Colossal. Comédie dramatique, SF – Canada, Espagne (2016)

Réalisé par Nacho Vigalondo

Sortie en e-cinéma le 27 juillet 2017

New-yorkaise dans l’âme, Gloria perd son travail et se fait larguer coup sur coup. Elle se retrouve obligée de retourner s’enterrer dans le patelin qui l’a vue naître. Elle tombe alors par hasard sur Oscar, un ami d’enfance, qui lui offre l’opportunité de rebondir en travaillant dans son bar. Un lendemain de cuite, elle découvre effarée qu’un monstre géant a ravagé Séoul la veille, et pire encore, qu’il existe une connexion entre elle et lui…

Il en va des films de monstres géants (« Kaiju movies ») comme des films mettant en scène des requins : quasiment toutes les idées y sont passées, du simple dinosaure, à la moins évidente fourmi, en passant par les bestioles les plus informes. La plupart sont tombées dans l’oubli, ne laissant finalement que deux vétérans : King Kong, qui grimpe au sommet du Chrysler Building depuis 1933, et Godzilla, ravageur de métropoles depuis 1954. Héros de suites et de remakes plus ou moins heureux, ils semblent avoir repris du poil de la bête et se vantent d’emplois du temps surchargés, entre le Godzilla de Gareth Edwards (2014), le Kong – Skull Island de Jordan Vogt-Roberts (2017), et la future rencontre entre les deux prévue pour 2020. Mais nous ne sommes plus dans les années 50, où l’on pouvait espérer que le doux rayonnement des radiations suffise à faire de simples fourmis des monstres à même de dévorer des villes entières. Le monstre géant est de plus en plus compliqué à exploiter… à moins de parvenir à l’utiliser autrement qu’en catastrophe s’abattant sur le monde. Nacho Vigalondo y est parvenu. Avec Colossal, celui qui avait tenté de réunir cinéma et monde digital avec Open Windows nous offre un surprenant mash-up de film indépendant et de blockbuster.

Colossal n’est pas exempt de défauts, loin de là, à commencer par l’accumulation presque pathologique des thèmes de prédilection inhérent à tout film voulant prétendre à la programmation du festival de Sundance.

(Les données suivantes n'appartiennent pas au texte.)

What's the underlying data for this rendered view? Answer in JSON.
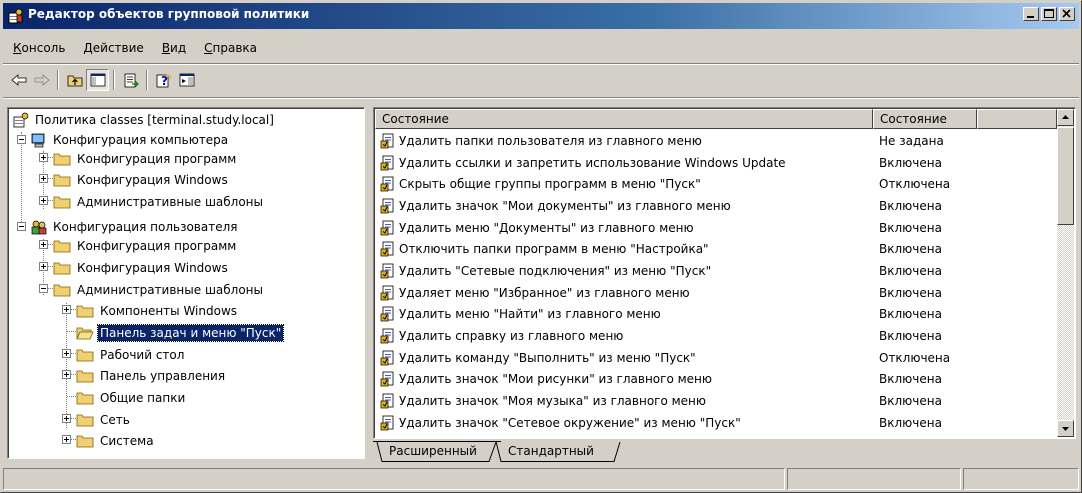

Gloria subit nombre de déboires : tour à tour larguée, mise au chômage, elle se débat en plus avec un problème d’alcool et un traumatisme d’enfance à régler. Ne lui manque certainement que l’inceste. N’en jetez plus. D’autant que cet étalage de tares ne sert que de justification facile. Sans job et sans petit-ami, elle n’a pas d’autre choix que de retourner à la case départ, quant à l’alcool, il n’est que prétexte à accentuer le côté largué du personnage, avec un certain succès drolatique dû au talent d’Anne Hathaway. La parenté « indé » de Colossal se cache plus dans son budget qu’on devine bien loin des rouleaux-compresseurs que dans ses thématiques traitées de manière finalement très classique.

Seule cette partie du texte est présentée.